The nuclear activity of a radioactive element becomes $$\left(\frac{1}{8}\right)^{th}$$ of its initial value in 30 years. The half-life of radioactive element is _________ years.

We begin by recalling that for any radioactive substance the activity (or rate of disintegration) at any instant is directly proportional to the number of undecayed nuclei present at that instant.

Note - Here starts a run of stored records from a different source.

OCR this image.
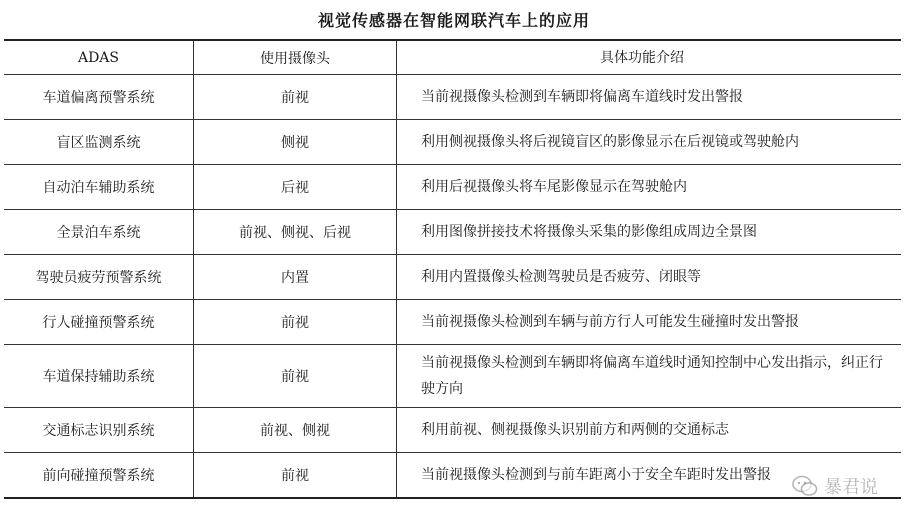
视觉传感器在智能网联汽车上的应用
ADAS	使用摄像头	具体功能介绍
车道偏离预警系统	前视	当前视摄像头检测到车辆即将偏离车道线时发出警报
盲区监测系统	侧视	利用侧视摄像头将后视镜盲区的影像显示在后视镜或驾驶舱内
自动泊车辅助系统	后视	利用后视摄像头将车尾影像显示在驾驶舱内
全景泊车系统	前视、侧视、后视	利用图像拼接技术将摄像头采集的影像组成周边全景图
驾驶员疲劳预警系统	内置	利用内置摄像头检测驾驶员是否疲劳、闭眼等
行人碰撞预警系统	前视	当前视摄像头检测到车辆与前方行人可能发生碰撞时发出警报
车道保持辅助系统	前视	当前视摄像头检测到车辆即将偏离车道线时通知控制中心发出指示，纠正行驶方向
交通标志识别系统	前视、侧视	利用前视、侧视摄像头识别前方和两侧的交通标志
前向碰撞预警系统	前视	当前视摄像头检测到与前车距离小于安全车距时发出警报
暴君说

Mathematically, the activity $$A$$ is related to the number of nuclei $$N$$ by $$A \propto N$$. Therefore, the fractional change in activity with time follows exactly the same exponential law as the number of nuclei.

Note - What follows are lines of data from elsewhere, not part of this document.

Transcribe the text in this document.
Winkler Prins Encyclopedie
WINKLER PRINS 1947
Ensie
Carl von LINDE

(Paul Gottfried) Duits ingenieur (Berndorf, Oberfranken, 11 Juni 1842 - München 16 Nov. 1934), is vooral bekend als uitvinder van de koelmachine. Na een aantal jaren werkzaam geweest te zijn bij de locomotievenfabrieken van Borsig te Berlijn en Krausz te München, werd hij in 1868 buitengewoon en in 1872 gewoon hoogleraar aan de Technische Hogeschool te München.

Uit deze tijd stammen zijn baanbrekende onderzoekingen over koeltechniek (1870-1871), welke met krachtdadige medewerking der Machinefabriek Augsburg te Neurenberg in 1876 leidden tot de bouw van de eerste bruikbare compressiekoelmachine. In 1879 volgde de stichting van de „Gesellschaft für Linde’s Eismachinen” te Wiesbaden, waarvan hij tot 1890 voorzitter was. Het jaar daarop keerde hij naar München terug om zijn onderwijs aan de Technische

The law of radioactive decay is usually written as

$$N(t)=N_0\;e^{-\lambda t},$$

where $$N_0$$ is the initial number of nuclei, $$\lambda$$ is the decay constant, and $$t$$ is time. Because activity is proportional to $$N$$, we may also write for activity

$$A(t)=A_0\;e^{-\lambda t},$$

with $$A_0$$ being the initial activity.

In the present problem we are told that after $$t = 30\ \text{years}$$, the activity falls to $$\dfrac{1}{8}$$ of its initial value. Translating this statement into the exponential formula we have

$$A(t)=\dfrac{1}{8}A_0 = A_0\,e^{-\lambda(30)}.$$

First we divide both sides by $$A_0$$ to isolate the exponential term:

$$\dfrac{1}{8}=e^{-\lambda(30)}.$$

Next we notice that $$\dfrac{1}{8}$$ can be expressed as a power of $$\dfrac{1}{2}$$:

$$\dfrac{1}{8} = \left(\dfrac{1}{2}\right)^3.$$

So we can rewrite the left-hand side as $$e^{-\lambda(30)} = \left(\dfrac{1}{2}\right)^3.$$ Taking natural logarithms (ln) on both sides, we obtain

$$-\lambda(30)=\ln\left[\left(\dfrac{1}{2}\right)^3\right].$$

Using the logarithm property $$\ln(a^b)=b\ln a$$ and noting that $$\ln\left(\dfrac{1}{2}\right)=-\ln 2$$, we get

$$-\lambda(30)=3\ln\left(\dfrac{1}{2}\right)=3(-\ln 2).$$

Simplifying both minus signs on the left and right gives

$$\lambda(30)=3\ln 2.$$

From this we solve for the decay constant $$\lambda$$:

$$\lambda=\dfrac{3\ln 2}{30}=\dfrac{\ln 2}{10}.$$

Now, the half-life $$T_{1/2}$$ is related to the decay constant by the well-known formula

$$T_{1/2}=\dfrac{\ln 2}{\lambda}.$$

Substituting the value of $$\lambda$$ that we just found, we have

$$T_{1/2}=\dfrac{\ln 2}{\dfrac{\ln 2}{10}}.$$

Because $$\ln 2$$ appears in both numerator and denominator, it cancels out completely:

$$T_{1/2}=10.$$

Thus the half-life of the radioactive element is $$10\ \text{years}$$.

So, the answer is $$10$$.